Let $A$ be a constant matrice in $\mathbb{R}^{6\times 6}$, $v_i$, $1\leq i \leq 6$ linearly independent vectors and $\lambda_{i}$, $1\leq i\leq 6$ real constants such that $Av_1=\lambda_1v_1$, $Av_2=\lambda_2v_1$, $Av_3=\lambda_3v_3+\lambda_4v_4$, $Av_4=-\lambda_4v_3+\lambda_3v_4$, $Av_5=\lambda_5v_5-\lambda_6v_6$, $Av_6=\lambda_6v_5+\lambda_5v_6$. I am asked, as the title says, to find the matrice of $e^{At}$ with respect to a base in $\mathbb{R}^{6}$.
The base that I have considered is obviously the standard basis.

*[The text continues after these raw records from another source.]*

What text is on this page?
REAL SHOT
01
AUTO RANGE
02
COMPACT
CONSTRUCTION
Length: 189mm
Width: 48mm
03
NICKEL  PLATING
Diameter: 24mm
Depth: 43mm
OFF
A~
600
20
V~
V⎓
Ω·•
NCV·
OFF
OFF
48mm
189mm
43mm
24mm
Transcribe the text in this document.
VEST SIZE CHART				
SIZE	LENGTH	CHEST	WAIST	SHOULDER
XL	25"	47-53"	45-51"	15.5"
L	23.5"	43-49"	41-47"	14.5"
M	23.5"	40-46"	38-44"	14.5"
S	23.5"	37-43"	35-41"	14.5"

I have to calculate $e^{At}v_i=\sum_{k=0}^{\infty}\frac{t^kA^kv_i}{k!}$, $\forall i \in \{1,2,\dots,6\}$. It is pretty easy to find $e^{At}v_1$ and $e^{At}v_2$, because $$e^{At}v_1=\sum_{k=0}^{\infty}\frac{t^kA^kv_1}{k!}=Id\cdot v_1+tAv_1+\frac{t^2A^2v_1}{2!}+\dots+\frac{t^nA^nv_1}{n!}+\dots$$ but since we know that $Av_1=\lambda_1v_1$, we can deduce that $A^2v_1=A\lambda_1v_1=\lambda_1Av_1=\lambda_1^{2}v_1$; in general, $A^kv_1=\lambda_1^{k}v_1$, and so the above expression gets simplified to $$e^{At}v_1=\sum_{k=0}^{\infty}\frac{t^kA^kv_1}{k!}=v_1+\lambda_1tv_1+\frac{\lambda_1^{2}}{2!}t^2v_1+\dots =e^{t\lambda_1}v_1=\begin{pmatrix}e^{t\lambda_1}\\0\\0\\0\\0\\0\end{pmatrix}$$ doing a similar exercise for $e^{At}v_2$, we get (correct me if I'm wrong) $$e^{At}v_2=\begin{pmatrix}\lambda_2(e^{\lambda_1t}-1)\\1\\0\\0\\0\\0\end{pmatrix}$$ So as a summary, I have that $$e^{At}=\phi(t)=\begin{pmatrix}e^{\lambda_1t}&\lambda_2(e^{\lambda_1t}-1)&\\0&1&\\0&0&\\0&0&\dots\\0&0&\\0&0&\end{pmatrix}$$ The problem comes with the other vectors of the basis. Since $Av_3$ depends on $v_3$ an also $v_4$ the products of the power series $A^{i}v_3$ they all have a part which depends on $v_3$ and $v_4$ $$A^iv_3=f_i(\lambda_3,\lambda_4)\cdot v_3+h_i(\lambda_3,\lambda_4)\cdot v_4$$ this also happens with $Av_4$. This is what I have come up with at the moment. We know $Av_3=\lambda_3v_3+\lambda_4v_4$, I will try to deduce $A^{k}v_3$, $\forall k\in\mathbb{N}$ $$A^2v_3=A(\lambda_3v_3+\lambda_4v_4)=\dots=(\lambda_3^2-\lambda_4^2)v_3+2\lambda_3\lambda_4v_4$$ $$A^3v_3=A((\lambda_3^2-\lambda_4^2)v_3+2\lambda_3\lambda_4v_4)=\dots=\lambda_3(\lambda_3-3\lambda_4^2)v_3+\lambda_4(3\lambda_3^2-\lambda_4^2)v_4$$ $$A^4v_3=\dots=(\lambda_3^2(\lambda_3-3\lambda_4^2)-\lambda_4^2(3\lambda_3^2-\lambda_4^2))v_3+(\lambda_4\lambda_3(\lambda_3-3\lambda_4^2)+\lambda_3\lambda_4(3\lambda_3^2-\lambda_4^2))v_4$$ I cannot find a closed from for $A^kv_3$, $\forall k\in \mathbb{N}$, not to talk about the other products. Can anyone help me find $e^{At}$?
Thank you, any help will be very much appreciated. The exercise also asks me to find the solution to the Cauchy Problem $x'=Ax, \hspace{2mm}x(0)=v_2+v_3$ and $x'=Ax+b(t), \hspace{2mm}x(0)=v_2+v_3$ where $b(t)=tv_1+v_2$ which in the first case I should use the fact that if the system is homogenious the solution is given by $$\varphi(t)=e^{At}x(0)$$ and in the second case (which the system is not homogenious), we use $$\varphi(t)=e^{At}[x(0)+\int_{0}^{t}e^{-As}b(s)ds]$$ am I right?